El sistema penal ha dado respuesta a este tipo de delitos de manera punitiva y, si bien se han producido reformas que han tenido en cuenta la problemática de la adicción, no podemos decir que se trate de un objetivo cumplido. Desde el ámbito de lo social tenemos claro desde hace años que si bien el artículo 25.2 de la Constitución Española recoge como fin principal de la pena privativa de libertad la reeducación y la reinserción social de las personas, la realidad es otra bien distinta. Básicamente, la prisión estigmatiza, segrega y potencia la discriminación, acercándose así a la antítesis de lo que supondría una verdadera oportunidad de incorporación social de la persona que delinque.
Es por ello que los equipos de profesionales que intervenimos en el ámbito de las adicciones, que conocemos lo que supone una adicción para la persona, las consecuencias en su familia y lo complejo del proceso de recuperación, debemos aunar esfuerzos para, mediante una labor casi pedagógica, concienciar a la sociedad. Y también para recordarle al sistema penal que existen otros modelos posibles, como la mediación o la justicia restaurativa, la cual trata de compensar el daño realizado a las víctimas, hacer a la persona que delinque responsable de sus acciones e involucrar a la comunidad en la resolución de estos conflictos.
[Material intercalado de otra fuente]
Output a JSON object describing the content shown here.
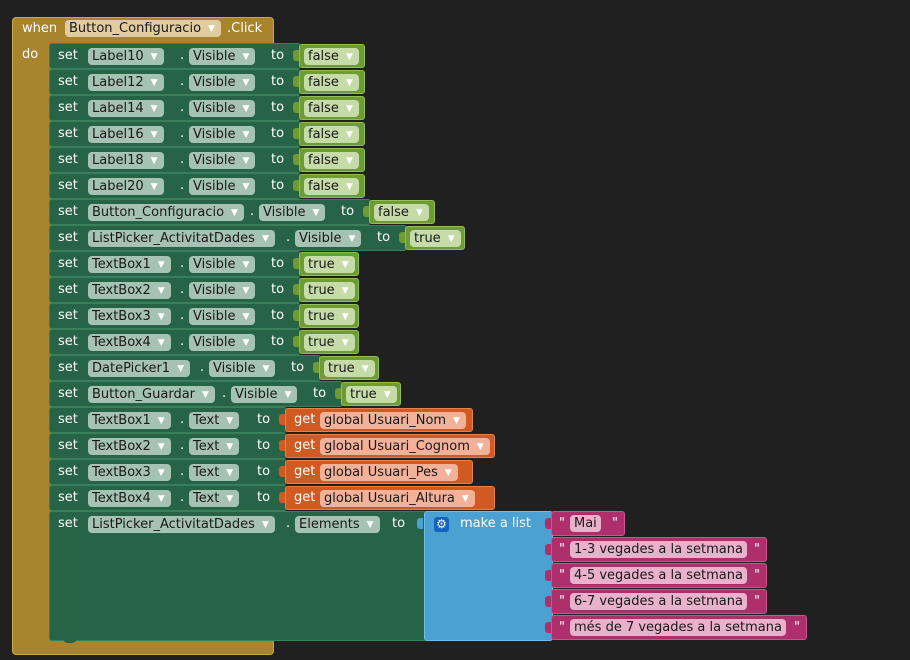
{
  "event": {
    "when_label": "when",
    "component": "Button_Configuracio",
    "event_name": ".Click",
    "do_label": "do"
  },
  "words": {
    "set": "set",
    "dot": ".",
    "to": "to",
    "get": "get"
  },
  "setters": [
    {
      "component": "Label10",
      "property": "Visible",
      "kind": "bool",
      "value": "false"
    },
    {
      "component": "Label12",
      "property": "Visible",
      "kind": "bool",
      "value": "false"
    },
    {
      "component": "Label14",
      "property": "Visible",
      "kind": "bool",
      "value": "false"
    },
    {
      "component": "Label16",
      "property": "Visible",
      "kind": "bool",
      "value": "false"
    },
    {
      "component": "Label18",
      "property": "Visible",
      "kind": "bool",
      "value": "false"
    },
    {
      "component": "Label20",
      "property": "Visible",
      "kind": "bool",
      "value": "false"
    },
    {
      "component": "Button_Configuracio",
      "property": "Visible",
      "kind": "bool",
      "value": "false"
    },
    {
      "component": "ListPicker_ActivitatDades",
      "property": "Visible",
      "kind": "bool",
      "value": "true"
    },
    {
      "component": "TextBox1",
      "property": "Visible",
      "kind": "bool",
      "value": "true"
    },
    {
      "component": "TextBox2",
      "property": "Visible",
      "kind": "bool",
      "value": "true"
    },
    {
      "component": "TextBox3",
      "property": "Visible",
      "kind": "bool",
      "value": "true"
    },
    {
      "component": "TextBox4",
      "property": "Visible",
      "kind": "bool",
      "value": "true"
    },
    {
      "component": "DatePicker1",
      "property": "Visible",
      "kind": "bool",
      "value": "true"
    },
    {
      "component": "Button_Guardar",
      "property": "Visible",
      "kind": "bool",
      "value": "true"
    },
    {
      "component": "TextBox1",
      "property": "Text",
      "kind": "get",
      "value": "global Usuari_Nom"
    },
    {
      "component": "TextBox2",
      "property": "Text",
      "kind": "get",
      "value": "global Usuari_Cognom"
    },
    {
      "component": "TextBox3",
      "property": "Text",
      "kind": "get",
      "value": "global Usuari_Pes"
    },
    {
      "component": "TextBox4",
      "property": "Text",
      "kind": "get",
      "value": "global Usuari_Altura"
    }
  ],
  "list_setter": {
    "component": "ListPicker_ActivitatDades",
    "property": "Elements",
    "make_list_label": "make a list",
    "items": [
      "Mai",
      "1-3 vegades a la setmana",
      "4-5 vegades a la setmana",
      "6-7 vegades a la setmana",
      "més de 7 vegades a la setmana"
    ]
  },
  "quote": "\"",
  "colors": {
    "background": "#202020",
    "event_block": "#a8842c",
    "setter_block": "#276346",
    "logic_block": "#6e9b33",
    "variable_block": "#d15a22",
    "list_block": "#4aa1d2",
    "text_block": "#ad2f6c"
  },
  "icons": {
    "dropdown": "triangle-down",
    "mutator": "gear-icon"
  }
}
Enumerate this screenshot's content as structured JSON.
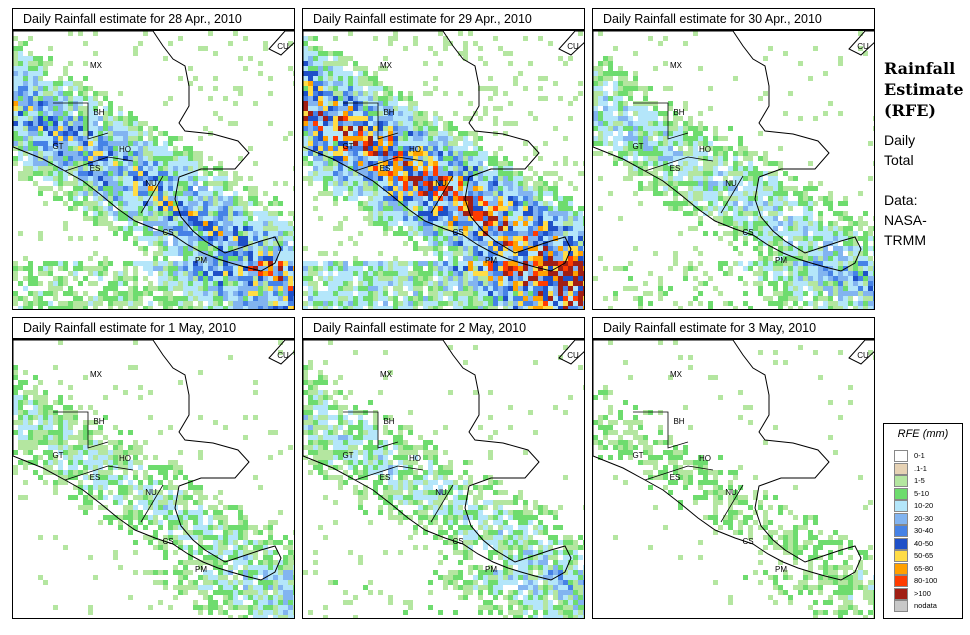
{
  "panels": [
    {
      "title": "Daily Rainfall estimate for  28 Apr., 2010",
      "intensity": 0.9,
      "seed": 11
    },
    {
      "title": "Daily Rainfall estimate for  29 Apr., 2010",
      "intensity": 1.3,
      "seed": 23
    },
    {
      "title": "Daily Rainfall estimate for  30 Apr., 2010",
      "intensity": 0.55,
      "seed": 37
    },
    {
      "title": "Daily Rainfall estimate for  1 May, 2010",
      "intensity": 0.45,
      "seed": 41
    },
    {
      "title": "Daily Rainfall estimate for  2 May, 2010",
      "intensity": 0.5,
      "seed": 53
    },
    {
      "title": "Daily Rainfall estimate for  3 May, 2010",
      "intensity": 0.3,
      "seed": 67
    }
  ],
  "country_labels": [
    "MX",
    "BH",
    "GT",
    "HO",
    "ES",
    "NU",
    "CS",
    "PM",
    "CU"
  ],
  "sidebar": {
    "title_line1": "Rainfall",
    "title_line2": "Estimate",
    "title_line3": "(RFE)",
    "daily1": "Daily",
    "daily2": "Total",
    "data1": "Data:",
    "data2": "NASA-",
    "data3": "TRMM"
  },
  "legend": {
    "title": "RFE (mm)",
    "items": [
      {
        "label": "0-1",
        "color": "#ffffff"
      },
      {
        "label": ".1-1",
        "color": "#e6d2b4"
      },
      {
        "label": "1-5",
        "color": "#b4e6a0"
      },
      {
        "label": "5-10",
        "color": "#6edc6e"
      },
      {
        "label": "10-20",
        "color": "#b4e6fa"
      },
      {
        "label": "20-30",
        "color": "#82b4f0"
      },
      {
        "label": "30-40",
        "color": "#4682e6"
      },
      {
        "label": "40-50",
        "color": "#1e50c8"
      },
      {
        "label": "50-65",
        "color": "#ffdc46"
      },
      {
        "label": "65-80",
        "color": "#ffa000"
      },
      {
        "label": "80-100",
        "color": "#ff3c00"
      },
      {
        "label": ">100",
        "color": "#a01e14"
      },
      {
        "label": "nodata",
        "color": "#c8c8c8"
      }
    ]
  }
}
Sin embargo, mientras este ideal de justicia se consolide cada vez más como la realidad imperante, nos queda aún mucho trabajo por hacer. El conjunto de profesionales sociales del ámbito de las adicciones tenemos un papel fundamental. Dentro de nuestra labor somos el nexo entre el sistema penal, penitenciario y la problemática de las adicciones. Trabajamos, por un lado, para prevenir consumos y recaídas, pero también para evitar la reincidencia y la comisión de delitos por parte de las personas que atendemos. Somos responsables, dentro de nuestras competencias, de intentar que jueces, fiscalía y abogacía conozcan lo que supone una adicción y cuál es la realidad de estas personas. Y todo ello sin olvidar que las causas judiciales de las personas usuarias tienen una influencia considerable en los procesos terapéuticos de recuperación.
En ocasiones, estos procesos constituyen la motivación para la abstinencia y el tratamiento, que se erige como la vía para evitar la prisión y otras condenas. En el peor de los casos, las causas judiciales suponen la interrupción de la intervención al tener que afrontar el cumplimiento de condenas pendientes. Es por ello que, cuando una persona afectada por una adicción decide iniciar un proceso terapéutico, es fundamental que la figura profesional encargada de acompañarle en ese tratamiento también intervenga en el área judicial.
Es esencial conocer tanto los antecedentes como los procedimientos abiertos y la situación en la que se encuentran de cara a valorar su influencia e intervenir para que, en ningún caso, supongan un motivo para el abandono del tratamiento. La intervención en esta área y el apoyo para ir resolviendo los asuntos pendientes a nivel judicial contribuirán de manera notable a la consecución del objetivo fundamental de todo tratamiento en adicciones: una verdadera incorporación social.